MAIS nous ne partageons pas les revendications portées par ce mouvement, notamment :
– L’augmentation du tarif des actes. Elle n’améliorera ni les conditions de travail des professionnel·les ni l’accueil des personnes malades. Cet argument, vu et revu, depuis la mise en place du conventionnement dans les années 60 a fait long feu. Statistiquement, les médecins font aujourd’hui partie des 10 % des françaises les plus riches, celles ceux qui souhaitent employer un secrétariat, une assistante médicale le font sans mettre en péril l’équilibre financier de leur entreprise personnelle.
– La crainte de la délégation de tâches aux collègues infirmerères est agitée depuis toujours par les tenants d’une médecine libérale isolée. Et c’est cet isolement qui a, en partie, conduit au désastre que nous constatons aujourd’hui. Pourquoi refuser la voie de la coopération ? Bien sûr, il faut la réfléchir mais des outils existent déjà, tout comme des expériences nationales et internationales.
– L’opposition entre médecine ambulatoire et hôpital, entre soins primaires et recours hospitaliers spécialisés est une aberration. Pour travailler correctement, les unes ont besoin des autres et réciproquement. Si l’hôpital public n’était pas exsangue après des années de dégradations délibérées de la part des pouvoirs publics, dans le but de favoriser sa privatisation, les médecins généralistes iraient mieux et auraient de meilleures conditions d’exercice.
Pour toutes ces raisons, et encore bien d’autres, nous n’appelons pas à la grève du 14 février. Porter ces revendications nous semble contre-productif.
Le modèle défendu est en panne. Comme nous venons de le démontrer, les propositions défendues ce 14 février ont déjà montré qu’elles étaient responsables de la dégradation de la situation. Ce sont de soi-disant remèdes.
Savoir arrêter les traitements toxiques est une compétence médicale. Exerçons-là !
Oui le changement peut faire peur mais le système de santé est dans le mur, c’est le moment de prendre un virage radical vers plus de solidarité, de coopération, de services publics, etc.

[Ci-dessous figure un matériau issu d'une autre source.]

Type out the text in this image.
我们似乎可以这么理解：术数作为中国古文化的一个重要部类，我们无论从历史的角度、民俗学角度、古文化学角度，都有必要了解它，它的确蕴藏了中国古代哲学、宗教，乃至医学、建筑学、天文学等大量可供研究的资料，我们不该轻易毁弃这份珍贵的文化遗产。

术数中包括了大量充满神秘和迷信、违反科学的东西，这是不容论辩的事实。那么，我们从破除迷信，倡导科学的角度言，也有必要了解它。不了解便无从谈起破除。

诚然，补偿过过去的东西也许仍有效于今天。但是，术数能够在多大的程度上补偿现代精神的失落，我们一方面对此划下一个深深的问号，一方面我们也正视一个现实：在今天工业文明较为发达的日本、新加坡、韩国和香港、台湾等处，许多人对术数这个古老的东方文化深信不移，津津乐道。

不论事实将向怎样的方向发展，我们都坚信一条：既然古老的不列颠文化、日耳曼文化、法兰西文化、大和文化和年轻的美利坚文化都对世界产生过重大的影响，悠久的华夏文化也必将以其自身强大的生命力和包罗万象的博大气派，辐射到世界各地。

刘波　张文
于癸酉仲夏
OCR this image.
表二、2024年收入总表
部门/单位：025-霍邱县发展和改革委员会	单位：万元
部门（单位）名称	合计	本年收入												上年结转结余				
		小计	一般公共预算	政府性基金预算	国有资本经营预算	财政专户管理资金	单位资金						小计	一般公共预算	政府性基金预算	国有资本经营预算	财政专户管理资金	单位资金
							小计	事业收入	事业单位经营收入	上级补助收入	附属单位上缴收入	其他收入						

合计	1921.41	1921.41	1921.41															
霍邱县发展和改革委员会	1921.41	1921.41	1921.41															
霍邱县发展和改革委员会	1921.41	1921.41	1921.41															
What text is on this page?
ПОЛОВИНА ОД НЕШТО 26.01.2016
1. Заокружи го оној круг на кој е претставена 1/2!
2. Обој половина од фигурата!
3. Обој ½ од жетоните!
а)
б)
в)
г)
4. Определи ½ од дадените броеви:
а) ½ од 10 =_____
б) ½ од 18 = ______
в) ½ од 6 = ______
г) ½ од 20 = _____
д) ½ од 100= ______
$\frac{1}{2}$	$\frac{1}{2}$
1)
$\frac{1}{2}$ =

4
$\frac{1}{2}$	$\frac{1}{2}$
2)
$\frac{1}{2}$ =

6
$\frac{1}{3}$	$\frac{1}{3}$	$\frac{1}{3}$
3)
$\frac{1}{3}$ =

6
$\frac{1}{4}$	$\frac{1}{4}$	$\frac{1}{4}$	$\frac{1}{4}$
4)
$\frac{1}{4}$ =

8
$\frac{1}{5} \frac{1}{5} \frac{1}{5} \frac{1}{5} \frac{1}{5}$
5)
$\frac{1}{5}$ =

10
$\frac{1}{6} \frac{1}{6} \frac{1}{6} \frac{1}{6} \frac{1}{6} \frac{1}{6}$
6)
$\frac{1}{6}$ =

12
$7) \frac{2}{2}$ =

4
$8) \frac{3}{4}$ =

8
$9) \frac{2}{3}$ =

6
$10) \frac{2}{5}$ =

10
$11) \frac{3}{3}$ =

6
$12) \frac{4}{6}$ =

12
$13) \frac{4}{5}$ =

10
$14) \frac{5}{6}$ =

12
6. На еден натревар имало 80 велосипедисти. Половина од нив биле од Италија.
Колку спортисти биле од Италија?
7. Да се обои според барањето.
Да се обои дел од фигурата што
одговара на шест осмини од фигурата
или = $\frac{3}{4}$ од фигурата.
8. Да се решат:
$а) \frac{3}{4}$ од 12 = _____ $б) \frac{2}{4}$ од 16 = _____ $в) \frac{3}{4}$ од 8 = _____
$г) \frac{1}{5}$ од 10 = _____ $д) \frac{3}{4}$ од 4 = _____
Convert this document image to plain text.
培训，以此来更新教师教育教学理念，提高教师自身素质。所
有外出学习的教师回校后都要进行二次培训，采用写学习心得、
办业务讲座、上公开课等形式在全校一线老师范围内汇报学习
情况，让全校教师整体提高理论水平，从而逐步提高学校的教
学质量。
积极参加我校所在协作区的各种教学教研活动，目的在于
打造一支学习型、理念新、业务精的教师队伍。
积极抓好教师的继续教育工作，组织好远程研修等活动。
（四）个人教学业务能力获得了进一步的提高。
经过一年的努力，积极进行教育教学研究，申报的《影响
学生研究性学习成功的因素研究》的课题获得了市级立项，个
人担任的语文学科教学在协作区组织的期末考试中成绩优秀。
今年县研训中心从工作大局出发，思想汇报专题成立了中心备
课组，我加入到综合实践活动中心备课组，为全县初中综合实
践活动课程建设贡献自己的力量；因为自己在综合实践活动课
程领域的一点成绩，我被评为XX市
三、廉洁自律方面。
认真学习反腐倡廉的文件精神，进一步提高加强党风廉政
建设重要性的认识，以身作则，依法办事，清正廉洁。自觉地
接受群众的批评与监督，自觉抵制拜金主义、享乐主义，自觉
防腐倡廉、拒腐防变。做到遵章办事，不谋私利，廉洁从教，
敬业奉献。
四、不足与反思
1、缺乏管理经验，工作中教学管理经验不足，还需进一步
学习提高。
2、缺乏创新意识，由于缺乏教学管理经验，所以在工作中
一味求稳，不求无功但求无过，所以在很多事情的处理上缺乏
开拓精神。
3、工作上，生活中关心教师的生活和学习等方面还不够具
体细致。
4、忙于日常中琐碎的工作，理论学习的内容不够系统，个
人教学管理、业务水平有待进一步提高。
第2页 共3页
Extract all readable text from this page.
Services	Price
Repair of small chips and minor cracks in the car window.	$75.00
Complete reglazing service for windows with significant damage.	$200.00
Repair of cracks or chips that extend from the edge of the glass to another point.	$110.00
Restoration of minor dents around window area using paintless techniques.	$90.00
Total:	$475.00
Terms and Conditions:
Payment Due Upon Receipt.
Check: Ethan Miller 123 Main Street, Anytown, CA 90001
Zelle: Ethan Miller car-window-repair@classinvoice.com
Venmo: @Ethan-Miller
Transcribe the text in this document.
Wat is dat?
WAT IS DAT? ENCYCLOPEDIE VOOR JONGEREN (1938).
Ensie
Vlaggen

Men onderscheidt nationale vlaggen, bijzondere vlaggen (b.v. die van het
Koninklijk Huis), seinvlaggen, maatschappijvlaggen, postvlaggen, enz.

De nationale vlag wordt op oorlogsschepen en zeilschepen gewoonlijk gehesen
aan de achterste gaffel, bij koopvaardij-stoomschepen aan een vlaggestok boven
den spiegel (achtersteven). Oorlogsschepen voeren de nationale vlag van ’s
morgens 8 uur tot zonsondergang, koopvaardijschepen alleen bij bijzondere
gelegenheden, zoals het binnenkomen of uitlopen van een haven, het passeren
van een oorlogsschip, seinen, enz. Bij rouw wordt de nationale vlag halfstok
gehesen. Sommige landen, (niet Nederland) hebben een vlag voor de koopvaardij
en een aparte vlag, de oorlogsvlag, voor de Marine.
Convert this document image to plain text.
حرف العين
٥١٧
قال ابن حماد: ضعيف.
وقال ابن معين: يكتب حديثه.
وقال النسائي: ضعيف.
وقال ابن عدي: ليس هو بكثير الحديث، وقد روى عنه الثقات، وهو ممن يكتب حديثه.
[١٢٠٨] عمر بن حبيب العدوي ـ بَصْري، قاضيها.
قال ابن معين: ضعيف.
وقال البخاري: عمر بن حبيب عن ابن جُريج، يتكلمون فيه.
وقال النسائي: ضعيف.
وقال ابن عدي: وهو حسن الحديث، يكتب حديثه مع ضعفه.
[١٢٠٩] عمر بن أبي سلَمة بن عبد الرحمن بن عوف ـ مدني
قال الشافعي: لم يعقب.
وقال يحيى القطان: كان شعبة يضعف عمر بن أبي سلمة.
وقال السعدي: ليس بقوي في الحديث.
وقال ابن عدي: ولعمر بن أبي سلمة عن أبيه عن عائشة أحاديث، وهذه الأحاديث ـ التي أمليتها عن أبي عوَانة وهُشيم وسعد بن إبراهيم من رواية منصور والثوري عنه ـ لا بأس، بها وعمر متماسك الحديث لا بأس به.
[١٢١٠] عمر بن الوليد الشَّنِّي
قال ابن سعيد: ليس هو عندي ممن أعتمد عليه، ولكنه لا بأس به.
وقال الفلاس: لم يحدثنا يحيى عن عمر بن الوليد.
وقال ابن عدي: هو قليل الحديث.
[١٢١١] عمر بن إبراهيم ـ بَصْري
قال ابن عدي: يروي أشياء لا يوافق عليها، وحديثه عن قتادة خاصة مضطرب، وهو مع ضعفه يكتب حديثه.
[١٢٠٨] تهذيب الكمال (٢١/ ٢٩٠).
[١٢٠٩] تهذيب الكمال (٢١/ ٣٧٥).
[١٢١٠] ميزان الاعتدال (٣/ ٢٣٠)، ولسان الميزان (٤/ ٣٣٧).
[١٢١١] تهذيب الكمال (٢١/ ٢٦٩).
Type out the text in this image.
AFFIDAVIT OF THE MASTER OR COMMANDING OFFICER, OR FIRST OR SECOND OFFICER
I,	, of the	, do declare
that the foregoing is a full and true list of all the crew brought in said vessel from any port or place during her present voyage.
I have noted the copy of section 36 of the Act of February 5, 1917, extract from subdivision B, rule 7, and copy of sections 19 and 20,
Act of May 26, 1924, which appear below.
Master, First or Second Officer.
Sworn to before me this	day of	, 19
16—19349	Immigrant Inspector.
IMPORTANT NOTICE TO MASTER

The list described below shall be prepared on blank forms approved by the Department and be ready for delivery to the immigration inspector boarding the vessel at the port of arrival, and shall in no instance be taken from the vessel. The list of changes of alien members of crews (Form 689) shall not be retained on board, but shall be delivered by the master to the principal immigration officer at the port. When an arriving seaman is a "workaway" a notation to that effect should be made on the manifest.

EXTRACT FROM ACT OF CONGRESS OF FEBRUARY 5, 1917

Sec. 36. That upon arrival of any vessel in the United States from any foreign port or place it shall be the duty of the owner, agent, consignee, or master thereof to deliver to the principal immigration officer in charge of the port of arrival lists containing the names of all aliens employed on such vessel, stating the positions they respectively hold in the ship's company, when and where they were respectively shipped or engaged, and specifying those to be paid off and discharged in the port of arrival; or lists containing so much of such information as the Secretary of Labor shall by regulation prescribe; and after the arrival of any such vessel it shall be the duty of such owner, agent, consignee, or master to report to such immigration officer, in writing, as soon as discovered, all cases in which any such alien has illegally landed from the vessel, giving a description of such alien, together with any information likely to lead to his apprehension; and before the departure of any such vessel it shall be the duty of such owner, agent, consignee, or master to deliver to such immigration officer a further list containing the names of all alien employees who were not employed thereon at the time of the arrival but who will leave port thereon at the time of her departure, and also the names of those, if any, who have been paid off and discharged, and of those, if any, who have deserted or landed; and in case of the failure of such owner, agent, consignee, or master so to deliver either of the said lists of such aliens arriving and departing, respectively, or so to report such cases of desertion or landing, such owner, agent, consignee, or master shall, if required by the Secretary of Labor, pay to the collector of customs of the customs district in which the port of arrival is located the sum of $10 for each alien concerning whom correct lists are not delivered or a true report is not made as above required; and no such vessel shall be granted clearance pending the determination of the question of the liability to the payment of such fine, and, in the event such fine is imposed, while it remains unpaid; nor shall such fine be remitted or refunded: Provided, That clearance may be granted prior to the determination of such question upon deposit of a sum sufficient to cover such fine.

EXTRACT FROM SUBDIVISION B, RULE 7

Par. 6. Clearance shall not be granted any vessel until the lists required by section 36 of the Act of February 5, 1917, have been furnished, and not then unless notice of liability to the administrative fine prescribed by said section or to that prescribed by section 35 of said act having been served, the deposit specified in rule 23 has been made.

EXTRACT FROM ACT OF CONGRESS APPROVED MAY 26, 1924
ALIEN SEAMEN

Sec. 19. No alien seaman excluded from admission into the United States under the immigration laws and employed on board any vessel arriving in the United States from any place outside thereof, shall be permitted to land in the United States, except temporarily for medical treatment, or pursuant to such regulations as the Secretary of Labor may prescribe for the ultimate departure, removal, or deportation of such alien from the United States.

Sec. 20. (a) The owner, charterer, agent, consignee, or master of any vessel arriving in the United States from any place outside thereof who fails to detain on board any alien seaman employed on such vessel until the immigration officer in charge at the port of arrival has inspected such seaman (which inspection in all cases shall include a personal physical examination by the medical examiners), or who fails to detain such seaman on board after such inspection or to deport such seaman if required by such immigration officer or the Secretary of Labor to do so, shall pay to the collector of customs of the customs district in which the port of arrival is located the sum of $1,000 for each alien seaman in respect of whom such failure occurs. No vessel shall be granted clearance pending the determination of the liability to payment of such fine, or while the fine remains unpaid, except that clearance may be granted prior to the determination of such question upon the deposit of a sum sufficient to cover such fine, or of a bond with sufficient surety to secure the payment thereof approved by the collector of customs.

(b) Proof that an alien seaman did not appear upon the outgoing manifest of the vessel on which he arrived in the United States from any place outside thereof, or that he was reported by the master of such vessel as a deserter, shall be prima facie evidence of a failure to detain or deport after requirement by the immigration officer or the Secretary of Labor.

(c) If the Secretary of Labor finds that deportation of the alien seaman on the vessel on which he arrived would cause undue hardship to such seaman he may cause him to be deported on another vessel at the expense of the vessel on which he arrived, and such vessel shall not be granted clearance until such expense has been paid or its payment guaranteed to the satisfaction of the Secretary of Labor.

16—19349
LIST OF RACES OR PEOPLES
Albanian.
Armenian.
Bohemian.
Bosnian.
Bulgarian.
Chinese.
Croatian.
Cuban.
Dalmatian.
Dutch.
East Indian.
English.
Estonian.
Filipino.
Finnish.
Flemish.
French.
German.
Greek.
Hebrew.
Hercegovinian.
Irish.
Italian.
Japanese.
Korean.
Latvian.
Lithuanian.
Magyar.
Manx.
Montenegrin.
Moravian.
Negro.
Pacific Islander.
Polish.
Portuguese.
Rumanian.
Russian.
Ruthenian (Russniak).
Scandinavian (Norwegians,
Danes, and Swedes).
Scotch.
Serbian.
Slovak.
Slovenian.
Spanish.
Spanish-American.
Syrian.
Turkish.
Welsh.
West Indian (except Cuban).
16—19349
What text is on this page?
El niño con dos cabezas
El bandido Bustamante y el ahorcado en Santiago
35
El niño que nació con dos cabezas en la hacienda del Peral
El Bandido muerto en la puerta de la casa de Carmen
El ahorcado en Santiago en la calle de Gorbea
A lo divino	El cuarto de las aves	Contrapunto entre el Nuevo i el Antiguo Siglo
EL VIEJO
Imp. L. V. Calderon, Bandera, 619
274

Des alternatives existent, des propositions de transformation sont portées par d’autres collectifs et n’attendent que d’être saisies par le plus grand nombre.
Soignantes et soignées, nous sommes dans le même bateau, c’est la destruction des services publics et la privatisation de nos existences qui nous rendent malades.
Nous appelons à rejoindre ce 16 février, et au-delà, les grèves, manifestations et actions contre le projet de réforme des retraites. Défendre un système de protection sociale plus fort, plus juste, plus solidaire : c’est possible ! C’est une affaire de choix politiques ! Les soignant·es du quotidien, en tant que témoin·es des réalités sociales, ont ell·eux aussi un rôle à y jouer !
Mobilisons-nous, en tant qu’usager·ères de notre système de protection sociale et faisons grandir nos solidarités !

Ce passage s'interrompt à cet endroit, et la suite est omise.